The Obama Administration’s Political Attack on the Dakota Access Pipeline

The Dakota Access Pipeline is a 1,170 mile pipeline project currently under construction in the northern plains. The pipeline, spanning four states, would transport oil from North Dakota, through South Dakota and Iowa, onto its terminus in Patoka, Illinois. However, what should be a standard, albeit significant, infrastructure project, has come into the national limelight as a hot button debate over energy transportation.

Announced in 2014, the DAP was intended to be a safe alternative to rail transportation. If completed, the pipeline would be able to safely send roughly a half-million barrels of oil every day. Dakota Access, LLP, explains that the pipeline would not only increase energy security as it disperses oil from the wildly productive Bakken production area, but would also have a major contribution to local economies. They found that 8,000 to 12,000 jobs would be created for construction and $55.5 million in state revenues in 2017 alone. Not to mention the increase in affordable, reliable energy to the entire nation.

During the permit process, the North Dakota Public Service Commission held public meetings to explain the pipeline and route, and to gain public input. Dakota Access met with the Standing Rock Sioux tribe beginning in September 2014 to explain the route and process. The Standing Rock Sioux, however, did not protest nor did they file written testimony in opposition to the pipeline. The opposition came only after the permits were issued.

After all of the public meetings and outreach, and after the permits to build the pipeline were issued, some Native American tribes claimed the pipeline infringed on sacred tribal lands. However, the Army Corps of Engineers approved permits for construction in late July, which should have assuaged any remaining questions as to pipeline compliance. While tribes have been protesting since early 2016, the construction process has continued.

After state and federal permits were issued, environmental activists started to get involved. These groups are trotting out celebrities and politicians to stop the pipeline, furthering their goal of keeping natural gas and oil in the ground. Their hope is to discourage natural resources development by limiting access. In light of the protests, the Department of Justice, Department of the Interior, and Army Corps of Engineers recently decided to stop construction as they review the permits they already issued.

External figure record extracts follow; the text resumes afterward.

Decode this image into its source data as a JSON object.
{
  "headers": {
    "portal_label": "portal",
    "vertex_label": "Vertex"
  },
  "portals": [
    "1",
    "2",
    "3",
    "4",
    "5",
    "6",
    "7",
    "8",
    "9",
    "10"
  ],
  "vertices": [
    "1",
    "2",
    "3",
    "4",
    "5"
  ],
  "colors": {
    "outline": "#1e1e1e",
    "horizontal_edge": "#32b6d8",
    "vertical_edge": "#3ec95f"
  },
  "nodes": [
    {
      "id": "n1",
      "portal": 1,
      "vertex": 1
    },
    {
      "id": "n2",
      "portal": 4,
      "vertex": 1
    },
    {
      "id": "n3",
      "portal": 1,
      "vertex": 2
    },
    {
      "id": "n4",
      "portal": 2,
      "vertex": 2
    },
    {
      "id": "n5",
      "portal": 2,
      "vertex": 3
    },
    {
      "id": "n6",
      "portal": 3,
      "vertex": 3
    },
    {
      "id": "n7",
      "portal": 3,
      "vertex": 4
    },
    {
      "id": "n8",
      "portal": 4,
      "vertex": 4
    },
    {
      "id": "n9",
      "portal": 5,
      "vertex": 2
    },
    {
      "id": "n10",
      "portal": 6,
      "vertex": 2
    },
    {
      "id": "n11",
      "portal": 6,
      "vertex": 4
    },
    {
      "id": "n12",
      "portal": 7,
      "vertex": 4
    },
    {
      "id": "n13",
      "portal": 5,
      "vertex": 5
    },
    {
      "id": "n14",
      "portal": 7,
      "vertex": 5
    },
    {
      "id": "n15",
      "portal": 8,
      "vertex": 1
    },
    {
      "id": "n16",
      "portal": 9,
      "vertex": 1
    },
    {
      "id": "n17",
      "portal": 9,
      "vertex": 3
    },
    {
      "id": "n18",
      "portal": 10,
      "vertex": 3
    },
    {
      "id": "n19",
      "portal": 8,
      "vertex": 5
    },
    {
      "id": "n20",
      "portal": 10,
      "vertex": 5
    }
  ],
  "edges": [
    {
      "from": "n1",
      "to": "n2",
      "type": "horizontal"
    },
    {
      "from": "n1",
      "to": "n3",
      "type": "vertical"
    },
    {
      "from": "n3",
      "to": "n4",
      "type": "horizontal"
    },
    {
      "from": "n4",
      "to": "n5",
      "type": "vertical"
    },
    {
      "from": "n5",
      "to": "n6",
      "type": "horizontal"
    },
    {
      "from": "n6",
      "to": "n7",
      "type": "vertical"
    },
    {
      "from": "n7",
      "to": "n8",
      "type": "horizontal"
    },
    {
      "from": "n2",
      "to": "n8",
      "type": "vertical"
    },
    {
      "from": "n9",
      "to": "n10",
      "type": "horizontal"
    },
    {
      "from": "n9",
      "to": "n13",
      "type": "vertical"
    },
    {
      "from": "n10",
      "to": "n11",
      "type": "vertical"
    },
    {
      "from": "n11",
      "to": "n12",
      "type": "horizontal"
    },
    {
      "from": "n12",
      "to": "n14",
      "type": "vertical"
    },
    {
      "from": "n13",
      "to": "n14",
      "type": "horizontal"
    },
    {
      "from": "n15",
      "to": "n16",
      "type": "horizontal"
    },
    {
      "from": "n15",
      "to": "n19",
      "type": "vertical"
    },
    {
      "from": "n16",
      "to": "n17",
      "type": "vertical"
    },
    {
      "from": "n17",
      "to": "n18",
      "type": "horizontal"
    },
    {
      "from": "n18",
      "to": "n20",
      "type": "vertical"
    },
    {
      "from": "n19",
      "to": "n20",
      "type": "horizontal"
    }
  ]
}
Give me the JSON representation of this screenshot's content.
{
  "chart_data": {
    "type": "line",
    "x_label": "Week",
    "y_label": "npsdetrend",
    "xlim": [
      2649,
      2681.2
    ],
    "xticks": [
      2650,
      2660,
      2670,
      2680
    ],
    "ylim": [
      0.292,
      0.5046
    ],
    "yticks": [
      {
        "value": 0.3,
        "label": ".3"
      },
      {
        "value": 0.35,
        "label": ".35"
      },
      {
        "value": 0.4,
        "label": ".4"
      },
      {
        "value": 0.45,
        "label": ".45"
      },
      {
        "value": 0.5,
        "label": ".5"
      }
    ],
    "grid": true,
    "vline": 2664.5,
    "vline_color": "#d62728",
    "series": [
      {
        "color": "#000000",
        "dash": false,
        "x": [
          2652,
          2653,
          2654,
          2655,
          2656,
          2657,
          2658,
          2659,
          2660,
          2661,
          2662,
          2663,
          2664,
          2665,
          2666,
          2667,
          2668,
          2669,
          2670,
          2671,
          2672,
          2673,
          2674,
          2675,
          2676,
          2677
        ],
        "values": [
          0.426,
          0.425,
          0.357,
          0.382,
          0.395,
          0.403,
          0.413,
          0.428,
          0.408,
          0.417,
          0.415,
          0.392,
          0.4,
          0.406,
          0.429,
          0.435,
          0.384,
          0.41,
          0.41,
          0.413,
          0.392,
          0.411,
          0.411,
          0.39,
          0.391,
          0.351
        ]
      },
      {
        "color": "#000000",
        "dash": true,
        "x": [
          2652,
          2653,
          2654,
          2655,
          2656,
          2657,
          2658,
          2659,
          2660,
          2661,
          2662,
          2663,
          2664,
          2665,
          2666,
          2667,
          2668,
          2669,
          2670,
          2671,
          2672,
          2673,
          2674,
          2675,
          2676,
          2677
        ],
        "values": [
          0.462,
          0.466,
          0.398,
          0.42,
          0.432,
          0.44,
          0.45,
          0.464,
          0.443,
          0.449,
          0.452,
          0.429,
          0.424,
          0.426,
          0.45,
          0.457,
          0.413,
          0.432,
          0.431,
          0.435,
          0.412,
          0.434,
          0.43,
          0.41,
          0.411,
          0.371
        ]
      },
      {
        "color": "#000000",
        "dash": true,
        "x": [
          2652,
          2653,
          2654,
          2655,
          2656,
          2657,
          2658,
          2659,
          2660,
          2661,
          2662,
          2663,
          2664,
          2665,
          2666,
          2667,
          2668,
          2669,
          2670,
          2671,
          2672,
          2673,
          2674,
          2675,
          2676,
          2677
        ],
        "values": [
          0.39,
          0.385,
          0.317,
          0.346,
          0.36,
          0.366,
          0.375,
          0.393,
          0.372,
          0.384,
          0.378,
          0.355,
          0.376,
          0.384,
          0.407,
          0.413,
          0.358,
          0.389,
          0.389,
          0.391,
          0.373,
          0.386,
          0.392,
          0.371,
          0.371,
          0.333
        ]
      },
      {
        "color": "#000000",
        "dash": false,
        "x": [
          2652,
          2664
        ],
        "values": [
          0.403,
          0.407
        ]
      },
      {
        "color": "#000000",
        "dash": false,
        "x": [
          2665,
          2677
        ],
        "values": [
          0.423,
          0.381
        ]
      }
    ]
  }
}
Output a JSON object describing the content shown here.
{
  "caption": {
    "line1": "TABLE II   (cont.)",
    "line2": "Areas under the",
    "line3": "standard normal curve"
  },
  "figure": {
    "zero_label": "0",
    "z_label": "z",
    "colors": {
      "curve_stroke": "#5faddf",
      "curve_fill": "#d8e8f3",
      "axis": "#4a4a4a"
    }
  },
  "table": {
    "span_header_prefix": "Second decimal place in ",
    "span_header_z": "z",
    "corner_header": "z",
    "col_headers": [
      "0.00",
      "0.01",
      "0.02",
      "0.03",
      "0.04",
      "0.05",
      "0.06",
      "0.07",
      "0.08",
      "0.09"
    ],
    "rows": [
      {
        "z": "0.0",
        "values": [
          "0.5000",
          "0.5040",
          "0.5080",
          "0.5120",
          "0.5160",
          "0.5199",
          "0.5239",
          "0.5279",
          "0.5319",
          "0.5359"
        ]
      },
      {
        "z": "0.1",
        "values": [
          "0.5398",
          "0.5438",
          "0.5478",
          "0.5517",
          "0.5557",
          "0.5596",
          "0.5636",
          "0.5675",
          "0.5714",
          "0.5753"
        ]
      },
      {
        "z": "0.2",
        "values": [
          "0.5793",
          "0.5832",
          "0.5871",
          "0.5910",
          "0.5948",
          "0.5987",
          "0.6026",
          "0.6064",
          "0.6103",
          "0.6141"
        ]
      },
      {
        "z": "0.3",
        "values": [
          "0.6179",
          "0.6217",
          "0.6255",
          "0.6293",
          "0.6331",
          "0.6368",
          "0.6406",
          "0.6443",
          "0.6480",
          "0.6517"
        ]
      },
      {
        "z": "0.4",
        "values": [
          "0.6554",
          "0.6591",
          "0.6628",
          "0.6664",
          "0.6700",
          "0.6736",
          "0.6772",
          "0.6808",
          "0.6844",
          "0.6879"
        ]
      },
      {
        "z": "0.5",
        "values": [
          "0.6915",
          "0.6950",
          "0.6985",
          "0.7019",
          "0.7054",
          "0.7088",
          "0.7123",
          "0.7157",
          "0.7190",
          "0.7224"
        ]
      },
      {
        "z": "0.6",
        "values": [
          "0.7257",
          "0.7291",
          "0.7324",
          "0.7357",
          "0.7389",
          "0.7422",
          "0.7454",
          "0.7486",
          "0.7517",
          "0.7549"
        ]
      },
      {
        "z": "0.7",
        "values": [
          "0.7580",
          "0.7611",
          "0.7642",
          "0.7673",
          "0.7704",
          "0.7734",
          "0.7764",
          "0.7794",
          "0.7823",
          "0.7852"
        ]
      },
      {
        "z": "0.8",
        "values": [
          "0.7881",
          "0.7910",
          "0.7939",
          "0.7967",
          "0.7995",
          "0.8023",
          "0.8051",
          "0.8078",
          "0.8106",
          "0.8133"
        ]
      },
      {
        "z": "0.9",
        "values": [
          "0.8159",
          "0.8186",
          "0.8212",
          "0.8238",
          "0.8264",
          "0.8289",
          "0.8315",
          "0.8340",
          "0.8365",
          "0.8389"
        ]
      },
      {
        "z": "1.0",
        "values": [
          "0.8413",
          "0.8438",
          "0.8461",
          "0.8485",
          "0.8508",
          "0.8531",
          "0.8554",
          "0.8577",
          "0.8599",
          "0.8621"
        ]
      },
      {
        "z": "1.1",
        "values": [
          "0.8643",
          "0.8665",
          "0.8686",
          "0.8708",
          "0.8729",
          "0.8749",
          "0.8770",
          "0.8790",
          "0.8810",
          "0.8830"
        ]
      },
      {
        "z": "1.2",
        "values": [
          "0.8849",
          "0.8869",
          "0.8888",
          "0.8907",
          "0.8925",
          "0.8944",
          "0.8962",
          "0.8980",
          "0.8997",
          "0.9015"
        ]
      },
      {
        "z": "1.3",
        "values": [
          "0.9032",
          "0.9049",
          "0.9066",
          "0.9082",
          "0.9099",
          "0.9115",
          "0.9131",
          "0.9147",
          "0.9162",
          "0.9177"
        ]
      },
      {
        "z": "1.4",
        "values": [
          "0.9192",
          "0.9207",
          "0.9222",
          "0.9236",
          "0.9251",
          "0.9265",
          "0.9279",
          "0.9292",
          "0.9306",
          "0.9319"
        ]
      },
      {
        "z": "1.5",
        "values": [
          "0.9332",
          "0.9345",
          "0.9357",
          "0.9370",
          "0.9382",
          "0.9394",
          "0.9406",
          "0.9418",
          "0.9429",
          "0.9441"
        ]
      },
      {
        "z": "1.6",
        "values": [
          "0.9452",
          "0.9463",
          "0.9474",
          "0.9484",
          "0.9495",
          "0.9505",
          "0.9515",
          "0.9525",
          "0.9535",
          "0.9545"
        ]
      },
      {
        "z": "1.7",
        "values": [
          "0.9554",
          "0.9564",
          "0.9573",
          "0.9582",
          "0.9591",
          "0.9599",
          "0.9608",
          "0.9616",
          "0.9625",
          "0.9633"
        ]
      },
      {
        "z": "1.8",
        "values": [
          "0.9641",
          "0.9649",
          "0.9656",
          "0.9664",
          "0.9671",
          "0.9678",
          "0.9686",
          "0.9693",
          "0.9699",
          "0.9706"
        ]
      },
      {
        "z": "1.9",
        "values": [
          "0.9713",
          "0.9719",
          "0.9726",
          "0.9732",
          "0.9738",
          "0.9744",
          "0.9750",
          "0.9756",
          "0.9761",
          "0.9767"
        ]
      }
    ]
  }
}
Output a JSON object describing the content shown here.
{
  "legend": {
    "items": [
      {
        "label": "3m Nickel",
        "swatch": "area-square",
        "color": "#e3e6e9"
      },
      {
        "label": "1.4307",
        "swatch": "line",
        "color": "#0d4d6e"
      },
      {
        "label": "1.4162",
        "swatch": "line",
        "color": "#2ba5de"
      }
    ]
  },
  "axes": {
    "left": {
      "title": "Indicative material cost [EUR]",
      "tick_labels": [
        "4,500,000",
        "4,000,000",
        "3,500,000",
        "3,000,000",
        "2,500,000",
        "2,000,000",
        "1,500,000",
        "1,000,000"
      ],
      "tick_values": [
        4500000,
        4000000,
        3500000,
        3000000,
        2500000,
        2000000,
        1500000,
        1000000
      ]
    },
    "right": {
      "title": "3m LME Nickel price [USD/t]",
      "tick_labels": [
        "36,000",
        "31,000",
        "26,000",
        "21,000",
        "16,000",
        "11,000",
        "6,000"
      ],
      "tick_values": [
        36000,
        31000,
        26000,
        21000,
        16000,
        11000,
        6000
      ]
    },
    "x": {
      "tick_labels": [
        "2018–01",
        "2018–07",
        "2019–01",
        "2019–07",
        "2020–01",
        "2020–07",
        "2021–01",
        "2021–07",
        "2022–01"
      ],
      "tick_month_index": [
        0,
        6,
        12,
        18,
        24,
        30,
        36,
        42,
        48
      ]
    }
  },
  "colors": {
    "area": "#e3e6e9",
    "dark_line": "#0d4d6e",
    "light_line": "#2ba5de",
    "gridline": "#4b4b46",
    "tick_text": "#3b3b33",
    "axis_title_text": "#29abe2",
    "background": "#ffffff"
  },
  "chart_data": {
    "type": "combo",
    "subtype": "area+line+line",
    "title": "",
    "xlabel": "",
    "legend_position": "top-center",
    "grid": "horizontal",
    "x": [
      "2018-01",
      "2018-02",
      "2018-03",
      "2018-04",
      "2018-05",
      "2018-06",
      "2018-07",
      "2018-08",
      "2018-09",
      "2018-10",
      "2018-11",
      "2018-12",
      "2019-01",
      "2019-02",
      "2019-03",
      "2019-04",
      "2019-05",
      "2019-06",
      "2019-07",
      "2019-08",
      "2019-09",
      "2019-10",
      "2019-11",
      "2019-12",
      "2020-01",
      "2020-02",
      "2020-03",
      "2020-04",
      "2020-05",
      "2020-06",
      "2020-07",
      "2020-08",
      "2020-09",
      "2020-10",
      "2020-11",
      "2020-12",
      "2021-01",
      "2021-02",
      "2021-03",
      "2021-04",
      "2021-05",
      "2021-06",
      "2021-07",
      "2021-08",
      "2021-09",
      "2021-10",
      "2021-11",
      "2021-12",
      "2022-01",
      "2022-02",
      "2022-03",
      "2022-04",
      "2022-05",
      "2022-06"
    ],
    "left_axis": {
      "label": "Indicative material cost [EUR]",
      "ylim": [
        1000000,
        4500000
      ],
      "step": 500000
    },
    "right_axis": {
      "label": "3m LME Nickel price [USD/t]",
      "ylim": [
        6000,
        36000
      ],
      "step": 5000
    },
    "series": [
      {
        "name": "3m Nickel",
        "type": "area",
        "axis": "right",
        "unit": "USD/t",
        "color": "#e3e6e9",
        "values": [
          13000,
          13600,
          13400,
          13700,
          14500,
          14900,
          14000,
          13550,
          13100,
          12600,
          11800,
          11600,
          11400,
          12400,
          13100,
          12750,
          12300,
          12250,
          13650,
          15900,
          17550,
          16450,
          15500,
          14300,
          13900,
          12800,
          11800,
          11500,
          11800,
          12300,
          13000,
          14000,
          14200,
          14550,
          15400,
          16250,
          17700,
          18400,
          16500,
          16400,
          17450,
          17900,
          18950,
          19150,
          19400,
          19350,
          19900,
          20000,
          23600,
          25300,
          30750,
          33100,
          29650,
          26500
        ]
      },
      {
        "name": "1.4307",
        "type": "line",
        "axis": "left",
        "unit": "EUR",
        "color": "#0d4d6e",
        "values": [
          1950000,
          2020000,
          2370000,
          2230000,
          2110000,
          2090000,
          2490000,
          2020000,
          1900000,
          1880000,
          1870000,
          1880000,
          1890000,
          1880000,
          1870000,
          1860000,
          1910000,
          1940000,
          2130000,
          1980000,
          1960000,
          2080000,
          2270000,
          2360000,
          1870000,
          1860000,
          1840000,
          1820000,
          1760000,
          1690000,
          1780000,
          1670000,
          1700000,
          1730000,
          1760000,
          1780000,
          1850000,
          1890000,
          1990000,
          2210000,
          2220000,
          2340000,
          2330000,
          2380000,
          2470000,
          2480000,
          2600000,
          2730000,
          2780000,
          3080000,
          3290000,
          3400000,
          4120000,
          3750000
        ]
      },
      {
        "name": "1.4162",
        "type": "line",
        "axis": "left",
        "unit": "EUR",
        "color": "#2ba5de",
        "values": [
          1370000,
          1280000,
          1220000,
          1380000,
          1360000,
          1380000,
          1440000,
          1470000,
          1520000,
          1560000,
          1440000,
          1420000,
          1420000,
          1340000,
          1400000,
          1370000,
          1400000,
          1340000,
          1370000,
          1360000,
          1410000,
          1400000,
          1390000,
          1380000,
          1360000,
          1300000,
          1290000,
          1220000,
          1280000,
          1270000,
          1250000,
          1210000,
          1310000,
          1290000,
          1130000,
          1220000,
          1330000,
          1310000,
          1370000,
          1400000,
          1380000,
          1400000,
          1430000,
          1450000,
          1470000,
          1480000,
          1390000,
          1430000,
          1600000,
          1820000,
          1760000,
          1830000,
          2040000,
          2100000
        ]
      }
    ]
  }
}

This is hypocritical. As The Wall Street Journal notes:

Dakota Access went above and beyond the law’s requirements to mitigate its environmental impact. This meant devising the route to avoid sites on the National Register of Historic Places as well as those identified as potentially eligible for listing. Archaeologists conducted cultural surveys including visual reconnaissance and “shove-test probes” to examine historic sites. The pipeline was modified 140 times in North Dakota alone to avoid potential cultural resources. Around Lake Oahe, the pipeline will run adjacent to the Northern Border Gas Pipeline that was completed in 1982, which reduces the likelihood that construction would harm intact tribal features.

It does not take a legal or environmental expert to see this stoppage is the federal government capitulating to anti-energy activists. This has nothing to do with the environment whatsoever; those concerns have already been ameliorated. The WSJ further notes that, while Democrats have been harping for the need for increased infrastructure investment, that apparently does not apply to pipelines designed to more safely transport commodities. Hypocrisy abounds.

The administration’s actions are a transparently political attack on an already-approved pipeline project. If the opposition to the DAP was not enough during the comment period to convince the Army Corps of Engineers to not issue permits, then why are the protests now enough to order a stoppage? This whole saga is nothing but an attack on energy.